Source : Association canadienne de l’immeuble (ACI)

Lorsque le prix d’un actif monte en flèche en un court laps de temps, il est prudent de se demander ce qui a causé cette envolée. Son origine réside-t-elle dans les données fondamentales ou la spéculation? En ce qui concerne le marché canadien du logement, nous pensons qu’il s’agit d’une hausse rationnelle basée sur certaines données fondamentales qui sont uniques en raison de la pandémie.

Le marché actuel est alimenté par une demande sans précédent. Les médias font souvent état de problèmes liés à l’offre, mais ce ne semble pas réellement être le cas. Comme l’illustre le graphique ci-dessous, le nombre d’inscriptions s’est fortement accru au cours des trois derniers trimestres. La demande a tout simplement augmenté, ce qui s’est traduit par une hausse des prix.

Graphique nouvelles inscriptions de propriétés résidentielles

Source : Association canadienne de l’immobilier (ACI)

À notre avis, quatre grands facteurs contribuent à la croissance de la demande :

  • Creux historiques des taux d’intérêt – Les bas taux d’intérêt soutiennent le marché du logement depuis des décennies. Les taux ont atteint de nouveaux creux durant la pandémie, ce qui améliore l’accessibilité et la marge de manœuvre financière.
  • Net accroissement de l’épargne – Pendant la pandémie, le revenu personnel disponible a augmenté et, dans bien des cas, les dépenses ont diminué, de sorte que l’excédent est allé grossir l’épargne. La reprise a favorisé de manière disproportionnée les gens qui ont le plus de moyens. Selon la SCHL, le taux d’emploi a augmenté de 10 % au cours de la dernière année pour les travailleurs gagnant 36 $ l’heure ou plus. Ce sont les acheteurs types. Par contre, ce taux a reculé de 20 % chez les travailleurs gagnant 17,50 $ l’heure ou moins.
  • Dette non hypothécaire plus faible qu’avant la pandémie – Un taux d’épargne plus élevé et des taux d’intérêt plus bas constituent la combinaison parfaite, qui permet aux acheteurs de surenchérir afin d’obtenir la maison de leurs rêves.
  • Télétravail – La pandémie est à l’origine d’une nouvelle tendance : l’exode des citadins. Si vous pouvez travailler de n’importe où, pourquoi ne pas acheter une maison plus grande et moins chère dans une région où il y a moins de congestion? Le marché en Ontario illustre très bien ce phénomène. Le graphique ci-dessous montre les hausses de prix sur 12 mois à Toronto, dans une ville longtemps considérée comme une banlieue éloignée (Barrie) et une autre ville qui n’était pas considérée comme permettant les déplacements quotidiens (London). On constate que, pour la première fois depuis longtemps, les hausses de prix les plus fortes surviennent dans des marchés secondaires plutôt qu’à Toronto ou à Vancouver.

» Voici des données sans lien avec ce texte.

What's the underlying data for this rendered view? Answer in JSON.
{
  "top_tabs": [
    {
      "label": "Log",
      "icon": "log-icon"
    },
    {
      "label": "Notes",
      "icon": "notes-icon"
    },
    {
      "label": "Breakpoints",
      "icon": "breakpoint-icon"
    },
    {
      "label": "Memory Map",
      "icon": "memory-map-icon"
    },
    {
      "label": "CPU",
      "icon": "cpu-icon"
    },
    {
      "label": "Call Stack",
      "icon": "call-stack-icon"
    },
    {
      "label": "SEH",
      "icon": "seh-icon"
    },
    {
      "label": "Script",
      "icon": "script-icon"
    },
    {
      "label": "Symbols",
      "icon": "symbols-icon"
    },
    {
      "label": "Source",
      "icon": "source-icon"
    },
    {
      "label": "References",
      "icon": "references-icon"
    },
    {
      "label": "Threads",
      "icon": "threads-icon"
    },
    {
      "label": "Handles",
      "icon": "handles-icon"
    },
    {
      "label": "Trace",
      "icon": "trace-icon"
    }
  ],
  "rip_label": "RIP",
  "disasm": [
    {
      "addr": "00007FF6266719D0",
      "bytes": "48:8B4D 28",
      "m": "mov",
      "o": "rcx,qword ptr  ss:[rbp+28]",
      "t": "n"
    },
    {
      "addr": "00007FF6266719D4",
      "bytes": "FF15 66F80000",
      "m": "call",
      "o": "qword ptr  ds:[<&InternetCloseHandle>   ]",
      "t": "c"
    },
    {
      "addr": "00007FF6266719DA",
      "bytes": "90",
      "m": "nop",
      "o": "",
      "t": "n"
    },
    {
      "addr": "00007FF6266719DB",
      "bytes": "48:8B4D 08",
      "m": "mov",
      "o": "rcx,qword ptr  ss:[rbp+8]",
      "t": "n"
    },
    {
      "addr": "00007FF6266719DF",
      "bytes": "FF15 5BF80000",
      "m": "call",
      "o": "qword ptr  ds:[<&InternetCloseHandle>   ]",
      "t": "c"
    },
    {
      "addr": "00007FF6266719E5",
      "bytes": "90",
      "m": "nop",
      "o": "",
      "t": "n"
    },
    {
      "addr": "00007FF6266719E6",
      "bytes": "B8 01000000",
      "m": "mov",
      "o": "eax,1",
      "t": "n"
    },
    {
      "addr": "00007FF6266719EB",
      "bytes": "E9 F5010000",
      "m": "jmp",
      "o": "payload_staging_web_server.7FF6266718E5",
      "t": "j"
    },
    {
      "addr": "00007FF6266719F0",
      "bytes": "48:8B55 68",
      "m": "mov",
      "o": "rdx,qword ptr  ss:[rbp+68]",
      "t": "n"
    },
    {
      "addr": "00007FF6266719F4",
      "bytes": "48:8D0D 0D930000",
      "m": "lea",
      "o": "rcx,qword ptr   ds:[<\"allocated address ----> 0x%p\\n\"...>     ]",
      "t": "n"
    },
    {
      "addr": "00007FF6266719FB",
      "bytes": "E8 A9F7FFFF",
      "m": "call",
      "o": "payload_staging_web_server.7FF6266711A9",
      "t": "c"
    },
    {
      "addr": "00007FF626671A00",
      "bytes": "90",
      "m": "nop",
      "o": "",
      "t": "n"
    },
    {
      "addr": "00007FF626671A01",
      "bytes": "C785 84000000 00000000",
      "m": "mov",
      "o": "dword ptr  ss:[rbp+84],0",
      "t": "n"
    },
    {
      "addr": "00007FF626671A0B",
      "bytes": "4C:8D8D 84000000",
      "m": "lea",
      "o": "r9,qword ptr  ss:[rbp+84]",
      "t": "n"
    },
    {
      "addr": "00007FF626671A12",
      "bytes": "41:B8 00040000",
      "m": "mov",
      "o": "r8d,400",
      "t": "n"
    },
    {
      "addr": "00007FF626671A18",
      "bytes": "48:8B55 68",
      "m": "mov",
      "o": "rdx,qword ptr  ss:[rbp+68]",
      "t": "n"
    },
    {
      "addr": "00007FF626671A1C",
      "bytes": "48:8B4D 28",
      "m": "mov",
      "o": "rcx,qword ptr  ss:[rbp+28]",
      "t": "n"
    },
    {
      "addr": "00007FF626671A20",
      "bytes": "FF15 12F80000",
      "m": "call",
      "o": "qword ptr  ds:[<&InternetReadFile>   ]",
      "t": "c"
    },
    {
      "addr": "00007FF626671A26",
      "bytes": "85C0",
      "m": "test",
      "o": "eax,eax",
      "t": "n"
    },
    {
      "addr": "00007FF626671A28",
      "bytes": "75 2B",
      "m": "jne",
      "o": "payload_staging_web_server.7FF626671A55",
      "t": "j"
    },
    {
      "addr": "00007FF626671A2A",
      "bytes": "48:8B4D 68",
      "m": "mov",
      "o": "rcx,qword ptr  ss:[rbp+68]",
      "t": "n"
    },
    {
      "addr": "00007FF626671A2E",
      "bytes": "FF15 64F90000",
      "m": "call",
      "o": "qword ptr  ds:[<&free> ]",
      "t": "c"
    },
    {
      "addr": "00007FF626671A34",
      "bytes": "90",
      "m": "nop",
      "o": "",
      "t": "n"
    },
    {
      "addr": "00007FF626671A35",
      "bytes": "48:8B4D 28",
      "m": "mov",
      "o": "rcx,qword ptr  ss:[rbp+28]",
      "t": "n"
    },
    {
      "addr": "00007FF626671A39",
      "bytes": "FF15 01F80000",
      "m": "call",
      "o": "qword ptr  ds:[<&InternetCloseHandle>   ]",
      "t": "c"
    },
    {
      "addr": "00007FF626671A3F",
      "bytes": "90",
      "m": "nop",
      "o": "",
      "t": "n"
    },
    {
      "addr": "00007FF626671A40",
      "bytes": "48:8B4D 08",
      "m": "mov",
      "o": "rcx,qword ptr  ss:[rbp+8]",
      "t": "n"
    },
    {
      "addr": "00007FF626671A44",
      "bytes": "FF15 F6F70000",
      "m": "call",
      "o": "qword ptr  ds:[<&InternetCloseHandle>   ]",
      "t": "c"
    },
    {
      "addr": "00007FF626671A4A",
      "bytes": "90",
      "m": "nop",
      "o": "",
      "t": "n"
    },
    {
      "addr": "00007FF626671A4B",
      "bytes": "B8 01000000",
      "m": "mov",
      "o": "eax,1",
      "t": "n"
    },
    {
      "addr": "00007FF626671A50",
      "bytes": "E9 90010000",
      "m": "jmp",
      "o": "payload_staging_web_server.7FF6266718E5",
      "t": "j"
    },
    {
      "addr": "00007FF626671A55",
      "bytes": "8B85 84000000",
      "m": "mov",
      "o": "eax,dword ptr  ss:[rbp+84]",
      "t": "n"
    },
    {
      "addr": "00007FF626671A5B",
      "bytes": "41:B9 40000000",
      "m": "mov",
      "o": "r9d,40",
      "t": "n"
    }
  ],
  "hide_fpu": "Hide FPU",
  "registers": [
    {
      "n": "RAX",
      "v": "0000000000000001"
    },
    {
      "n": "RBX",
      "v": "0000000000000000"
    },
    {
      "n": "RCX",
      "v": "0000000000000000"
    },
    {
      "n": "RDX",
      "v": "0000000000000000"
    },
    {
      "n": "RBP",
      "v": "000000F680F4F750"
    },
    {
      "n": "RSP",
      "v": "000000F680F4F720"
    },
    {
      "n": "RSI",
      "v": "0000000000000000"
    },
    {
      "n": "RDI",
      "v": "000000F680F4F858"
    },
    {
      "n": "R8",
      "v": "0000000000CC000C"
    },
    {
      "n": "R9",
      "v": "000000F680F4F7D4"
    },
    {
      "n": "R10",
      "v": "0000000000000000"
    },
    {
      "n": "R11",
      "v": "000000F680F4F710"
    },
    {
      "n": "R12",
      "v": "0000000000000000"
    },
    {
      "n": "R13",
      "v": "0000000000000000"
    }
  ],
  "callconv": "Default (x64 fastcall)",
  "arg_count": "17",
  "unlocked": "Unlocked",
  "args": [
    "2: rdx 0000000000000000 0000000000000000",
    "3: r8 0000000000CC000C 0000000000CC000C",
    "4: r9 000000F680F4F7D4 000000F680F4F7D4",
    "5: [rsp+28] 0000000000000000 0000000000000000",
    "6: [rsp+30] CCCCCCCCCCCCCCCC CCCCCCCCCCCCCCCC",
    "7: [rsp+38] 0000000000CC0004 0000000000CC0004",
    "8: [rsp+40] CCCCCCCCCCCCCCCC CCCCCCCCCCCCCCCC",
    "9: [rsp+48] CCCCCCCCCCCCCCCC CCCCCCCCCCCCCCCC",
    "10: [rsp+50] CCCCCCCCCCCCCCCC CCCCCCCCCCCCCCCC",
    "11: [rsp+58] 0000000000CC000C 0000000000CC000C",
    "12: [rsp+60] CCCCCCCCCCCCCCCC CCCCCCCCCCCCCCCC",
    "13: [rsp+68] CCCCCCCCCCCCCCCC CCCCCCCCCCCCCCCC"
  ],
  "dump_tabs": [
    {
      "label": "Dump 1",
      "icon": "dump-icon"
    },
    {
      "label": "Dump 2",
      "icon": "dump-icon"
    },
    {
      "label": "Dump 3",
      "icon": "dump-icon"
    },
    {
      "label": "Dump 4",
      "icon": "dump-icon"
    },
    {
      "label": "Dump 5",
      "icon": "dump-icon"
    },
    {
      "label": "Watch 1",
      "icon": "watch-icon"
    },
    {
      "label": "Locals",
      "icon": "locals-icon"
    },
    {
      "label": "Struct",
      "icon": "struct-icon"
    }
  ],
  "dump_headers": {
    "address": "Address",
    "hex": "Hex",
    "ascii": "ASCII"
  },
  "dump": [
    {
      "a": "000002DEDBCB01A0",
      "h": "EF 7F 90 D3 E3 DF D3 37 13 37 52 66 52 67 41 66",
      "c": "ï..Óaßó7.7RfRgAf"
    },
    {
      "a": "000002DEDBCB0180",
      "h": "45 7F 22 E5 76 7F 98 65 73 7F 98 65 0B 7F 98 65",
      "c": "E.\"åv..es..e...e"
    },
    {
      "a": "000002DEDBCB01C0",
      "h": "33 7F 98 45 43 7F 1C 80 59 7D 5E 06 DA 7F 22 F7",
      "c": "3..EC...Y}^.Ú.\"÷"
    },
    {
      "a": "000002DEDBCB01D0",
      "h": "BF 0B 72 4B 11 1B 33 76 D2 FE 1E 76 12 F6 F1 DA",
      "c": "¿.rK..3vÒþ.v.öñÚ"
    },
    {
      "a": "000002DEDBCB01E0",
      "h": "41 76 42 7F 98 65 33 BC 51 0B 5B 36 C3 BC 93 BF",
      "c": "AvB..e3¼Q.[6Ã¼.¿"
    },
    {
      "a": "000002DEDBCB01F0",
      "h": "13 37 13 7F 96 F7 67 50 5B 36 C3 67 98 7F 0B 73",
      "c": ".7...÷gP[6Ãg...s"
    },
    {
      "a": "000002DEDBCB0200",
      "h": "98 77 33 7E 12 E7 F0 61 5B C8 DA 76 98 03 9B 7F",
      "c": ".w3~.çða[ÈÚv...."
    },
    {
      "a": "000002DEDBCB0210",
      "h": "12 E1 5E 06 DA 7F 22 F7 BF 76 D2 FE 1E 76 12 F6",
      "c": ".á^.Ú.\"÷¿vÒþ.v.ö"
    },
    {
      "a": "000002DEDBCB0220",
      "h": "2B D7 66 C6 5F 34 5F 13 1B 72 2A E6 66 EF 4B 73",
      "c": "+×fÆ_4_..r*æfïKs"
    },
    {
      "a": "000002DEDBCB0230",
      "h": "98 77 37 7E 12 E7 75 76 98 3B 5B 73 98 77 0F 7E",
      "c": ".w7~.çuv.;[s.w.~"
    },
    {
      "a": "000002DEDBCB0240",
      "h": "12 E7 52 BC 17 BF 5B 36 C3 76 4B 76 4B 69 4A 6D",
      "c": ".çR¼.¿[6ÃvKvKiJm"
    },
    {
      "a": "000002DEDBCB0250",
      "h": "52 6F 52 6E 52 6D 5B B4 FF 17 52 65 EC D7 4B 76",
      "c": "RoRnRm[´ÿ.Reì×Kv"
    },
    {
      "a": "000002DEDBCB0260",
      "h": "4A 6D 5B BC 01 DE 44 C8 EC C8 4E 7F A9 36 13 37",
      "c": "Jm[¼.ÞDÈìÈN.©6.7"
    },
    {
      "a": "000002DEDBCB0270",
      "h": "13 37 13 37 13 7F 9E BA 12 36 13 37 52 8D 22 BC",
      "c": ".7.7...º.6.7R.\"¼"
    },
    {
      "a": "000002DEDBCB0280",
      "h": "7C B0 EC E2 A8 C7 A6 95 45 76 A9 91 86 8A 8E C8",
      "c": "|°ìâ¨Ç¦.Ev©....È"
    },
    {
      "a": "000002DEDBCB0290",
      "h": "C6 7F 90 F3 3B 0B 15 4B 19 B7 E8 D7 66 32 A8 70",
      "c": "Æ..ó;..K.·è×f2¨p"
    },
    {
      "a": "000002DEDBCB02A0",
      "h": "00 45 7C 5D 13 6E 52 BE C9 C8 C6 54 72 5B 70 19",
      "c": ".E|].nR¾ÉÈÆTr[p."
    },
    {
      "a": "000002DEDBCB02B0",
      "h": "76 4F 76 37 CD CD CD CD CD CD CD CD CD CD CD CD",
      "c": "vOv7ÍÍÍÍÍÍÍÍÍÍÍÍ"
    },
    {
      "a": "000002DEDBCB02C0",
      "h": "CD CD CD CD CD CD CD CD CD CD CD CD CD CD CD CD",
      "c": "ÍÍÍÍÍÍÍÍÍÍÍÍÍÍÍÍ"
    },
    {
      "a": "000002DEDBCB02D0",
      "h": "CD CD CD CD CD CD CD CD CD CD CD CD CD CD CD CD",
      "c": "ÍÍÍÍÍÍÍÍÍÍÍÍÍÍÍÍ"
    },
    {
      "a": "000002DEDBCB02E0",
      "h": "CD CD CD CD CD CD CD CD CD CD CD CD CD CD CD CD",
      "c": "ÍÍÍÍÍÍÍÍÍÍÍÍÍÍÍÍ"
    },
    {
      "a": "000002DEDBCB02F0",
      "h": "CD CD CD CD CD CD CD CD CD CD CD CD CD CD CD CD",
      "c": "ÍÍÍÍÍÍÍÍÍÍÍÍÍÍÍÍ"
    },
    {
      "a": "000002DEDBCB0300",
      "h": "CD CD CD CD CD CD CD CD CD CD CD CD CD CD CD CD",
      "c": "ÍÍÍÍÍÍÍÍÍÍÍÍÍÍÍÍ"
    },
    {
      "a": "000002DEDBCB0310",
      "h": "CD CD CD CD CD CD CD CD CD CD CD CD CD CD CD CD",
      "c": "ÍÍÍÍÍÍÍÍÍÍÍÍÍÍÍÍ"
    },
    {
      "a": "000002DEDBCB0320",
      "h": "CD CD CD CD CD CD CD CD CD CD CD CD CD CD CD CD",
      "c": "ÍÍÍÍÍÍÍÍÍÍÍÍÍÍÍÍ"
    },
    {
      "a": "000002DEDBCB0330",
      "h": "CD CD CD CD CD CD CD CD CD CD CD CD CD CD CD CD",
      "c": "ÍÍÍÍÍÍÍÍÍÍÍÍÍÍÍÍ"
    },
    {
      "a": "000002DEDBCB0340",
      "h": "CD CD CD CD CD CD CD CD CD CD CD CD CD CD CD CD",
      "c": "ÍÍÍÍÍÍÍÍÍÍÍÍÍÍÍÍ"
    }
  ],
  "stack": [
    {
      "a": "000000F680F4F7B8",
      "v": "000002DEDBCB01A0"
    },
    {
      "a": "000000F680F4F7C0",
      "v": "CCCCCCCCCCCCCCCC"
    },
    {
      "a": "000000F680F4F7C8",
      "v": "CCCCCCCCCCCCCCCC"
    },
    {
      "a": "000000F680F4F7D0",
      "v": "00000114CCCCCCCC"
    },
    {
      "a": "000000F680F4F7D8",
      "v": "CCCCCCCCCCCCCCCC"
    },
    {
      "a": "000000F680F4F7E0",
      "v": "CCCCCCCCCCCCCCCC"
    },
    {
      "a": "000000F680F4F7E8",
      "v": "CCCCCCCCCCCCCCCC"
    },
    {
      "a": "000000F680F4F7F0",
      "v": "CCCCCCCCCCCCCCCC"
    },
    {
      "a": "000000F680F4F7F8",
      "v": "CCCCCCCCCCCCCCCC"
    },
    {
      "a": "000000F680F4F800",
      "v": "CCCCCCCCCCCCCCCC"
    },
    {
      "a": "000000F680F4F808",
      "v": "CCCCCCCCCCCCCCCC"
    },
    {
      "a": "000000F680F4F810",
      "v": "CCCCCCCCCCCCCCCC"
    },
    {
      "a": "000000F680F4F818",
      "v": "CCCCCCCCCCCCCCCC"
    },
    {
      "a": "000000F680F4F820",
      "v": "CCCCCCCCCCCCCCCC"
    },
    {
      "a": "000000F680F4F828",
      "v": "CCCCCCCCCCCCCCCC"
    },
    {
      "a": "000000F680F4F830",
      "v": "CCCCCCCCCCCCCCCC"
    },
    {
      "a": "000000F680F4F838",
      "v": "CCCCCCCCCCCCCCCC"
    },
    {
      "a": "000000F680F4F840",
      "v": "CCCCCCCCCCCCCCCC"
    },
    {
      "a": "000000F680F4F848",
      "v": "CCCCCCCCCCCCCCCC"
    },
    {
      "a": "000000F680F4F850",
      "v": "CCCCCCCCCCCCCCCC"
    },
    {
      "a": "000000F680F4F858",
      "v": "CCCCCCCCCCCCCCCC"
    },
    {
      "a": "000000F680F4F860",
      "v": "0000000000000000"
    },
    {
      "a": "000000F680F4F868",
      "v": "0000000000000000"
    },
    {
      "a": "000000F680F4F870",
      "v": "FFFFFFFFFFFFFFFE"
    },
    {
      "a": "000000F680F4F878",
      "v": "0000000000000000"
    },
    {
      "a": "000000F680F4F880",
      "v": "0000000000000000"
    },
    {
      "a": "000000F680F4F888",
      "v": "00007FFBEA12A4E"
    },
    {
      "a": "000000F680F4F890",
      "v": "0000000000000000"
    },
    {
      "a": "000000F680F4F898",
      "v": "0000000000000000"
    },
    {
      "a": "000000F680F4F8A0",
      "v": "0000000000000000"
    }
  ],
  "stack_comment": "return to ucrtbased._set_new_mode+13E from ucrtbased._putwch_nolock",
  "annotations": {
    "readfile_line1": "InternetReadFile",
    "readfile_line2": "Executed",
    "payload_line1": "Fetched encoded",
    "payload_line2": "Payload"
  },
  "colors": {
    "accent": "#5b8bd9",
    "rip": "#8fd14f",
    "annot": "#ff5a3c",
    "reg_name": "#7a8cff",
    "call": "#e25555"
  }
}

Les prix continueront probablement d’augmenter au deuxième trimestre avant de se mettre à baisser. Une fois l’économie complètement rouverte, les gens auront de nouveau un plus grand choix de dépenses. Il est probable que les hausses de prix dans les marchés secondaires (comme London et Barrie) ralentiront ou subiront une correction si le retour au bureau est plus généralisé que prévu, si certains acheteurs reviennent vivre en ville ou encore si l’exode se stabilise. Les taux hypothécaires devraient augmenter quelque peu (et augmentent déjà modestement), ce qui exercera des pressions à la baisse sur les prix ou, à tout le moins, sur les hausses de prix.

Écart en % sur 12 mois (de mars 2020 à mars 2021)

Graphique ecart en % sur 12 mois (de mars 2020 à mars 2021)

Source : Association canadienne de l’immobilier (ACI)

Nous reconnaissons que les hausses des prix et des ventes d’une telle ampleur doivent être suivies de près et qu’il est toujours possible que ce qui paraît logique ne soit en fait qu’une spéculation effrénée. Si les hausses de prix devaient être supérieures à 10 % pendant trois ou quatre ans, nous serions beaucoup plus inquiets. D’ici là, les facteurs liés à la pandémie se seront atténués et nous serions beaucoup plus portés à croire que la spéculation, et non les données fondamentales, est à l’origine de la frénésie du marché. Pour l’instant, nous ne pensons pas que l’effervescence du marché du logement aura des répercussions négatives sur l’économie.